Client request timeout

I have an index with wrong datatype in an attribute "vjid"

I tried to convert "vjid" values from string to integer using this command:

POST vjdb/_update_by_query
{
  "script": {
    "source": "ctx._source.vjid = Integer.parseInt(ctx._source.vjid)",
    "lang": "painless"
  },
  "query": {
    "exists": {
      "field": "vjid"
    }
  }
}

it works perfectly but suddenly stops after tens of seconds with this message:

{
  "statusCode": 502,
  "error": "Bad Gateway",
  "message": "Client request timeout"
}

this is the input content of the index:

"hits": [
      {
        "_index": "vjdb",
        "_id": "uGhUGI8ByGfsded-LttS",
        "_score": 1,
        "_source": {
          "vjid": "12575001"
        }
      },
      {
        "_index": "vjdb",
        "_id": "uWhUGI8ByGfsded-LttS",
        "_score": 1,
        "_source": {
          "vjid": "12575271"
        }
      },...

and this is the correct output of the script:

"hits": [
      {
        "_index": "vjdb",
        "_id": "uGhUGI8ByGfsded-LttS",
        "_score": 1,
        "_source": {
          "vjid": 12575001
        }
      },
      {
        "_index": "vjdb",
        "_id": "uWhUGI8ByGfsded-LttS",
        "_score": 1,
        "_source": {
          "vjid": 12575271
        }
      },...

the output shows it is working nicely for the first 10K but at some point it terminated and the rest of the data is not converted.
I tried to slice the input or increase the timeout but all failed.

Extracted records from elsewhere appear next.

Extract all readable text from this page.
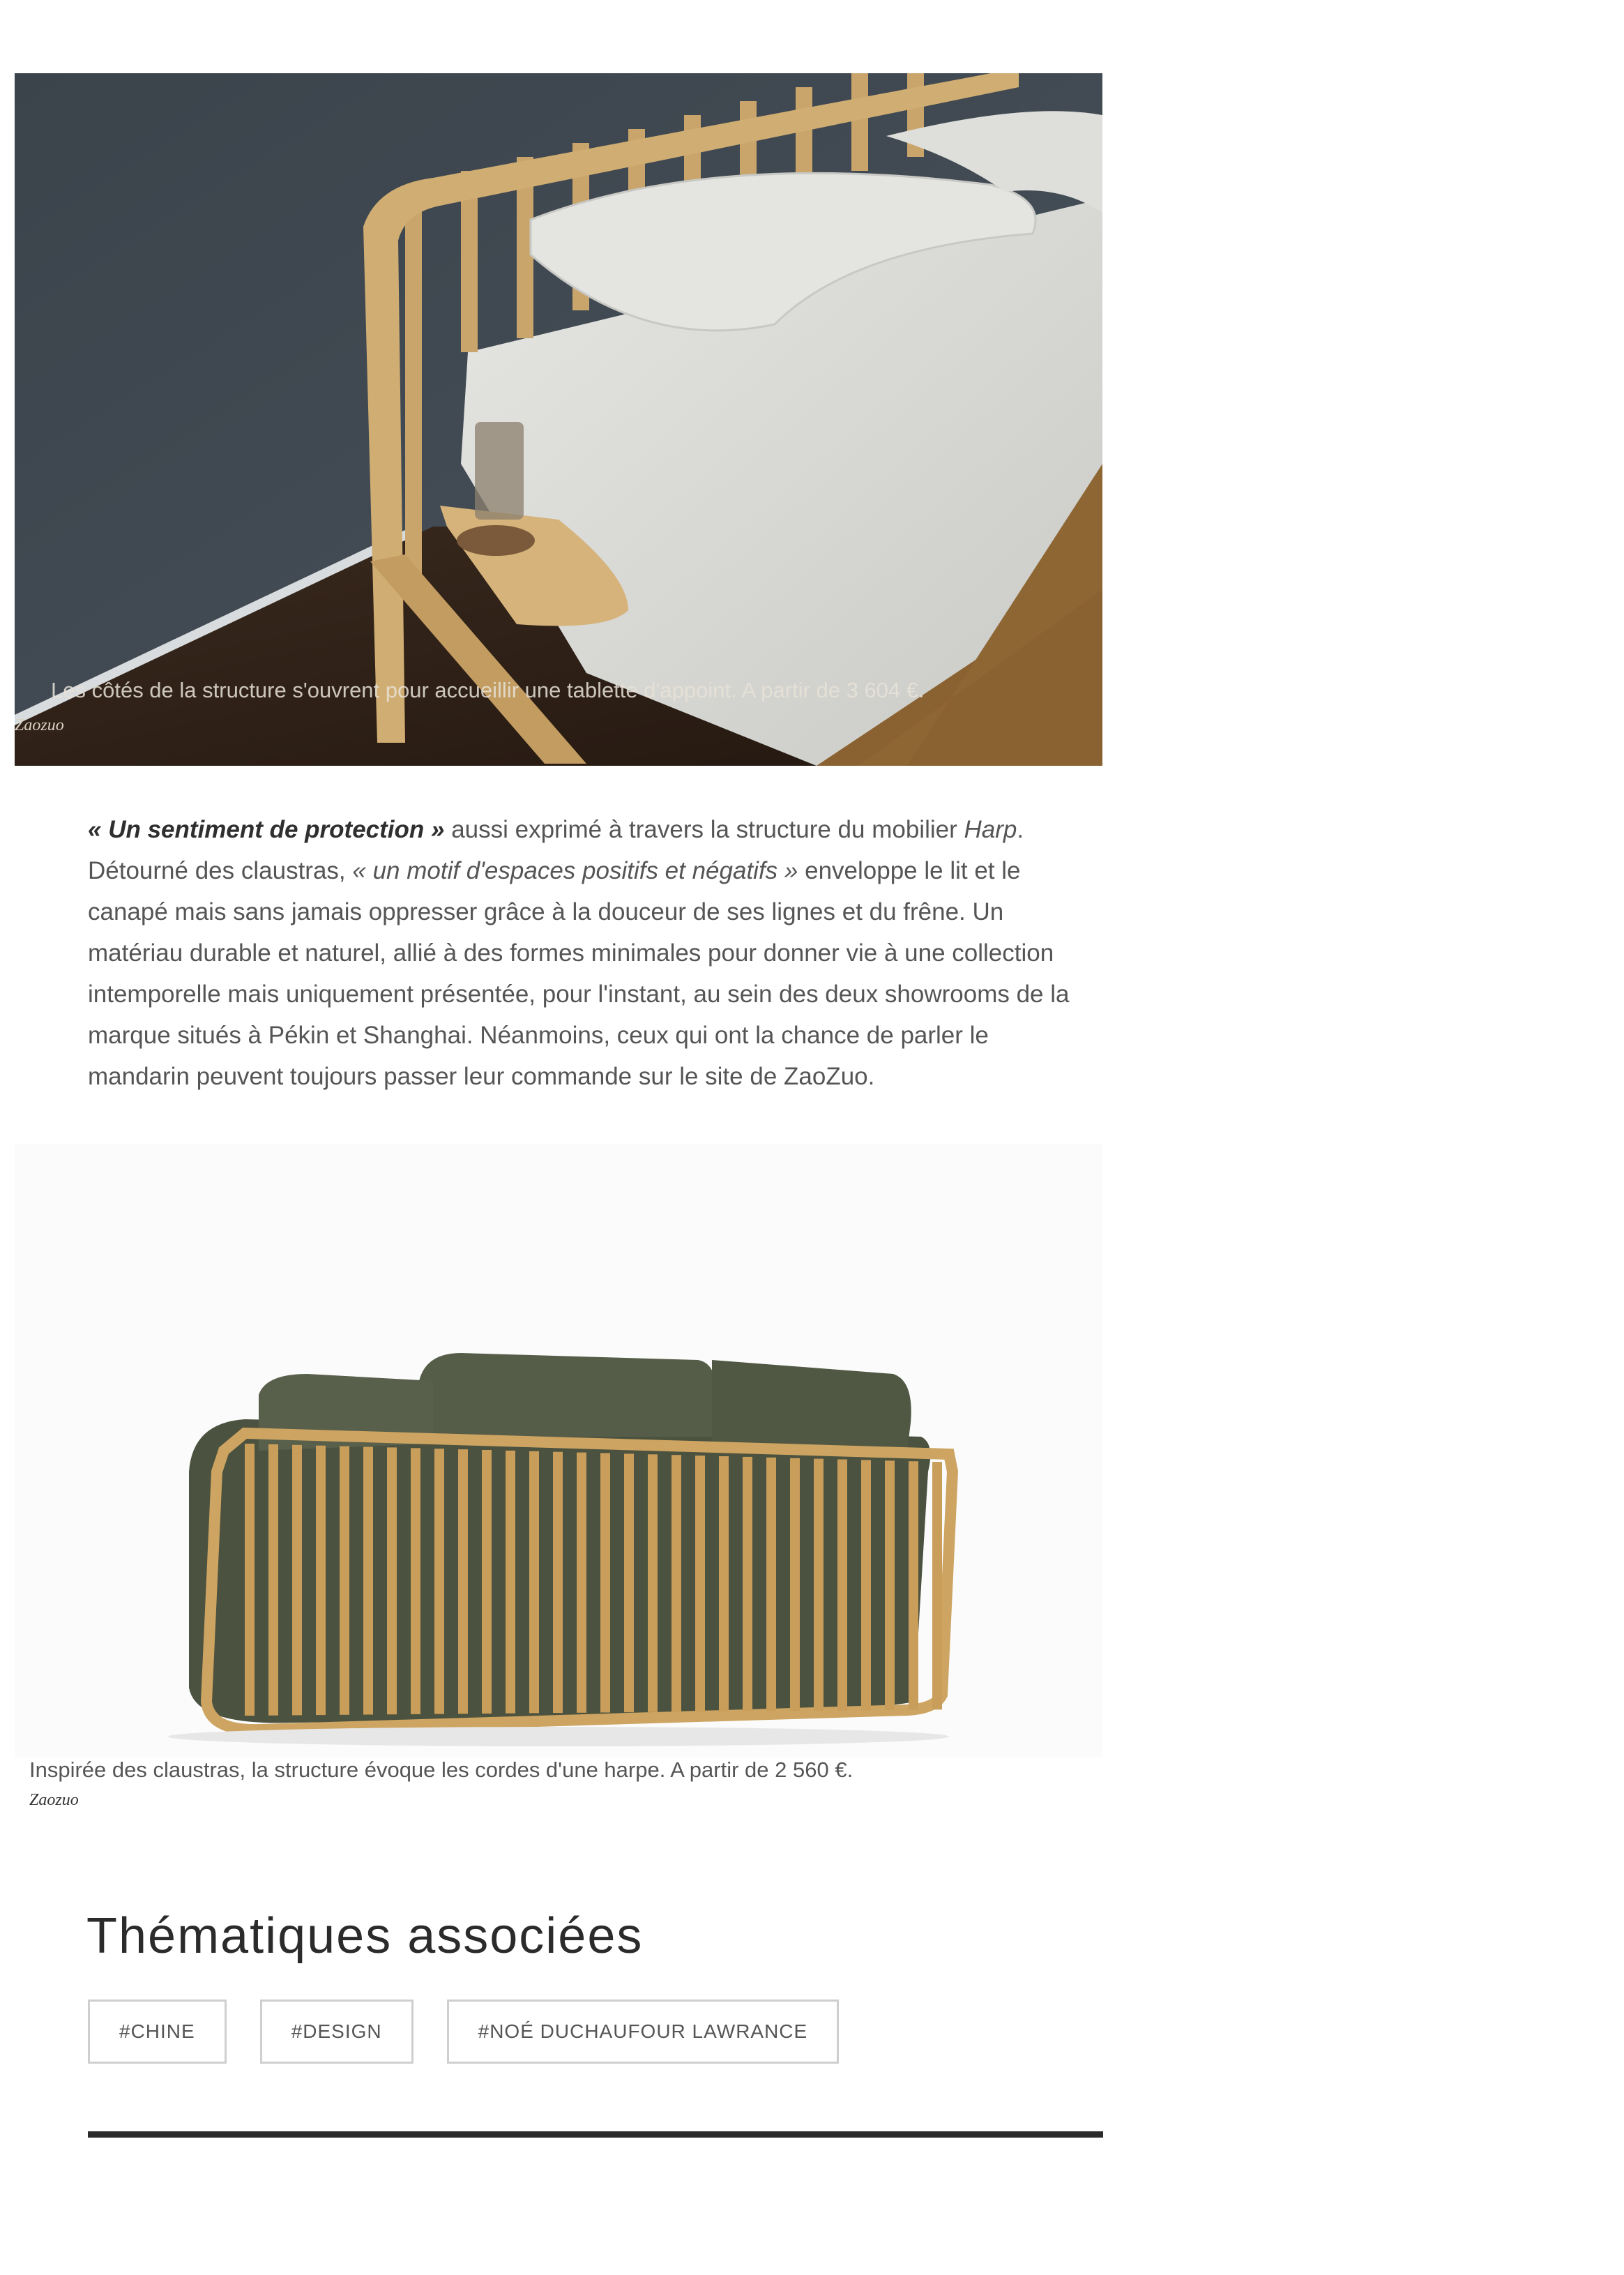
Les côtés de la structure s'ouvrent pour accueillir une tablette d'appoint. A partir de 3 604 €.
Zaozuo

« Un sentiment de protection » aussi exprimé à travers la structure du mobilier Harp. Détourné des claustras, « un motif d'espaces positifs et négatifs » enveloppe le lit et le canapé mais sans jamais oppresser grâce à la douceur de ses lignes et du frêne. Un matériau durable et naturel, allié à des formes minimales pour donner vie à une collection intemporelle mais uniquement présentée, pour l'instant, au sein des deux showrooms de la marque situés à Pékin et Shanghai. Néanmoins, ceux qui ont la chance de parler le mandarin peuvent toujours passer leur commande sur le site de ZaoZuo.

Inspirée des claustras, la structure évoque les cordes d'une harpe. A partir de 2 560 €.
Zaozuo
Thématiques associées
#CHINE	#DESIGN	#NOÉ DUCHAUFOUR LAWRANCE
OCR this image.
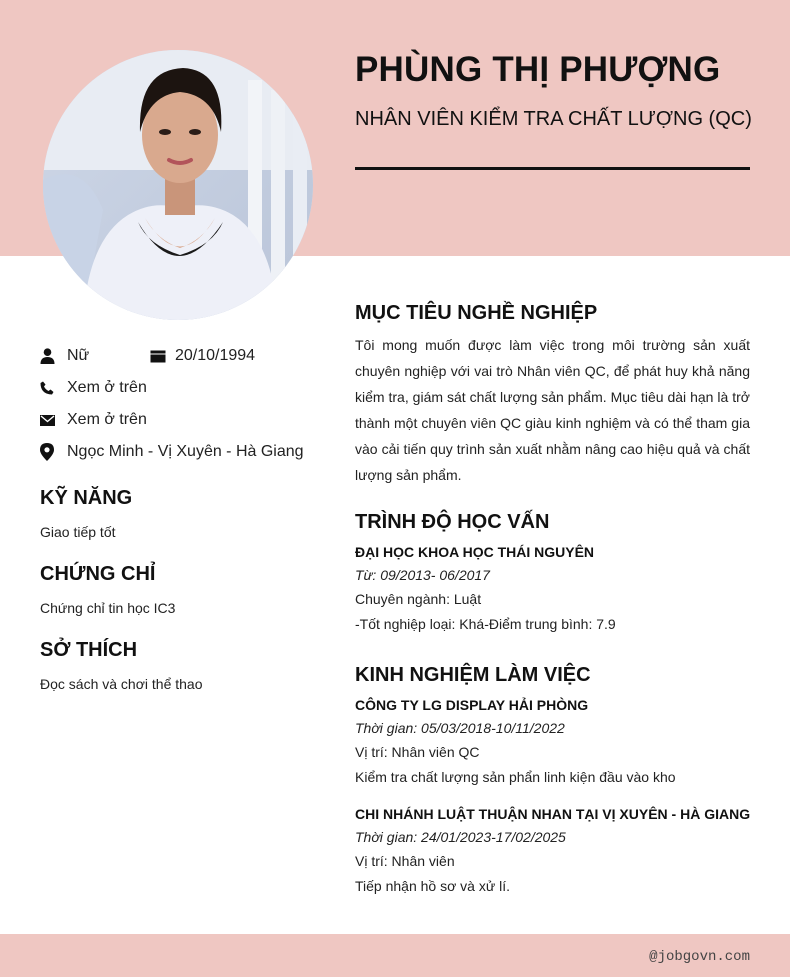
PHÙNG THỊ PHƯỢNG
NHÂN VIÊN KIỂM TRA CHẤT LƯỢNG (QC)
Nữ	20/10/1994
Xem ở trên
Xem ở trên
Ngọc Minh - Vị Xuyên - Hà Giang
KỸ NĂNG
Giao tiếp tốt
CHỨNG CHỈ
Chứng chỉ tin học IC3
SỞ THÍCH
Đọc sách và chơi thể thao
MỤC TIÊU NGHỀ NGHIỆP
Tôi mong muốn được làm việc trong môi trường sản xuất chuyên nghiệp với vai trò Nhân viên QC, để phát huy khả năng kiểm tra, giám sát chất lượng sản phẩm. Mục tiêu dài hạn là trở thành một chuyên viên QC giàu kinh nghiệm và có thể tham gia vào cải tiến quy trình sản xuất nhằm nâng cao hiệu quả và chất lượng sản phẩm.
TRÌNH ĐỘ HỌC VẤN
ĐẠI HỌC KHOA HỌC THÁI NGUYÊN
Từ: 09/2013- 06/2017
Chuyên ngành: Luật
-Tốt nghiệp loại: Khá-Điểm trung bình: 7.9
KINH NGHIỆM LÀM VIỆC
CÔNG TY LG DISPLAY HẢI PHÒNG
Thời gian: 05/03/2018-10/11/2022
Vị trí: Nhân viên QC
Kiểm tra chất lượng sản phẩn linh kiện đầu vào kho
CHI NHÁNH LUẬT THUẬN NHAN TẠI VỊ XUYÊN - HÀ GIANG
Thời gian: 24/01/2023-17/02/2025
Vị trí: Nhân viên
Tiếp nhận hồ sơ và xử lí.
@jobgovn.com
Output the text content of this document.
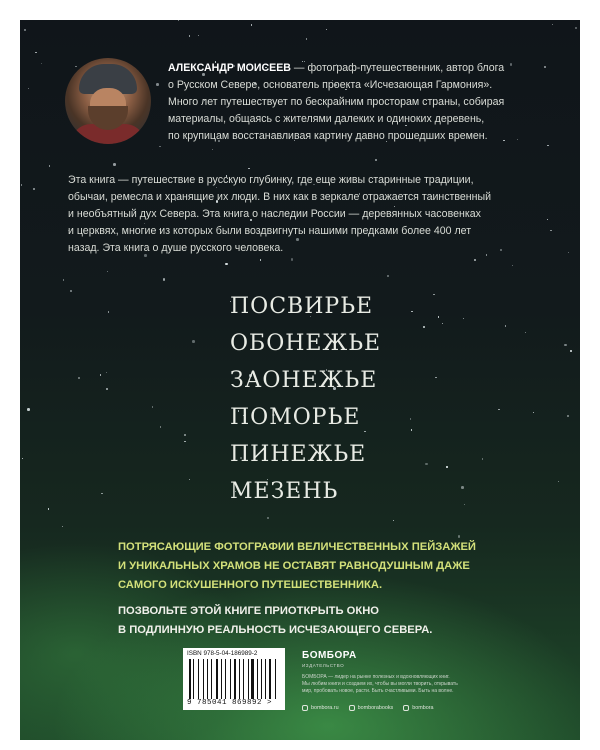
АЛЕКСАНДР МОИСЕЕВ — фотограф-путешественник, автор блога

о Русском Севере, основатель проекта «Исчезающая Гармония».

Много лет путешествует по бескрайним просторам страны, собирая

материалы, общаясь с жителями далеких и одиноких деревень,

по крупицам восстанавливая картину давно прошедших времен.

Эта книга — путешествие в русскую глубинку, где еще живы старинные традиции,
обычаи, ремесла и хранящие их люди. В них как в зеркале отражается таинственный
и необъятный дух Севера. Эта книга о наследии России — деревянных часовенках
и церквях, многие из которых были воздвигнуты нашими предками более 400 лет
назад. Эта книга о душе русского человека.
ПОСВИРЬЕ
ОБОНЕЖЬЕ
ЗАОНЕЖЬЕ
ПОМОРЬЕ
ПИНЕЖЬЕ
МЕЗЕНЬ
ПОТРЯСАЮЩИЕ ФОТОГРАФИИ ВЕЛИЧЕСТВЕННЫХ ПЕЙЗАЖЕЙ
И УНИКАЛЬНЫХ ХРАМОВ НЕ ОСТАВЯТ РАВНОДУШНЫМ ДАЖЕ
САМОГО ИСКУШЕННОГО ПУТЕШЕСТВЕННИКА.
ПОЗВОЛЬТЕ ЭТОЙ КНИГЕ ПРИОТКРЫТЬ ОКНО
В ПОДЛИННУЮ РЕАЛЬНОСТЬ ИСЧЕЗАЮЩЕГО СЕВЕРА.
ISBN 978-5-04-186989-2
9 785041 869892 >
БОМБОРА
ИЗДАТЕЛЬСТВО
БОМБОРА — лидер на рынке полезных и вдохновляющих книг.
Мы любим книги и создаем их, чтобы вы могли творить, открывать
мир, пробовать новое, расти. Быть счастливыми. Быть на волне.
bombora.ru	bomborabooks	bombora
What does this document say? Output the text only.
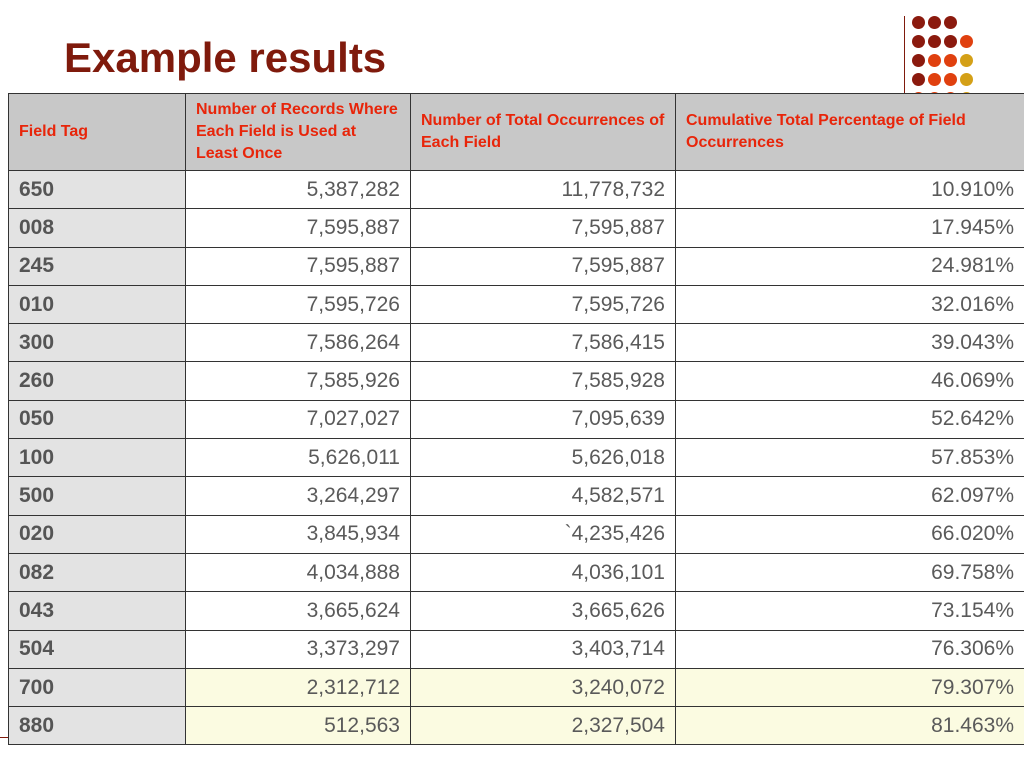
Example results
Field Tag	Number of Records Where Each Field is Used at Least Once	Number of Total Occurrences of Each Field	Cumulative Total Percentage of Field Occurrences
650	5,387,282	11,778,732	10.910%
008	7,595,887	7,595,887	17.945%
245	7,595,887	7,595,887	24.981%
010	7,595,726	7,595,726	32.016%
300	7,586,264	7,586,415	39.043%
260	7,585,926	7,585,928	46.069%
050	7,027,027	7,095,639	52.642%
100	5,626,011	5,626,018	57.853%
500	3,264,297	4,582,571	62.097%
020	3,845,934	`4,235,426	66.020%
082	4,034,888	4,036,101	69.758%
043	3,665,624	3,665,626	73.154%
504	3,373,297	3,403,714	76.306%
700	2,312,712	3,240,072	79.307%
880	512,563	2,327,504	81.463%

Do you know any successful method to convert all 20 million records with this code?

From Kibana to Elasticsearch

What is the mapping for this field? I guess it's a text right?
In which case, what you are doing is not going to change anything but the json _source content.

Yes, it is string in the mapping. But I need to convert it to integer.
the code that I provided is able to fix it but it times out after a while of the execution and I cannot apply it on the entire indexed data.

If you need to convert it to integer because you want to filter by values or compute aggregations, what you are doing is not going to work.
If the field is still a text, and not a int in the mapping.

So you need to create a new index and reindex your data. That's the best option IMO.

Look at the reindex API. And I would use an ingest pipeline with a convert processor to change your field from string to number on the fly, while reindexing.

1 Like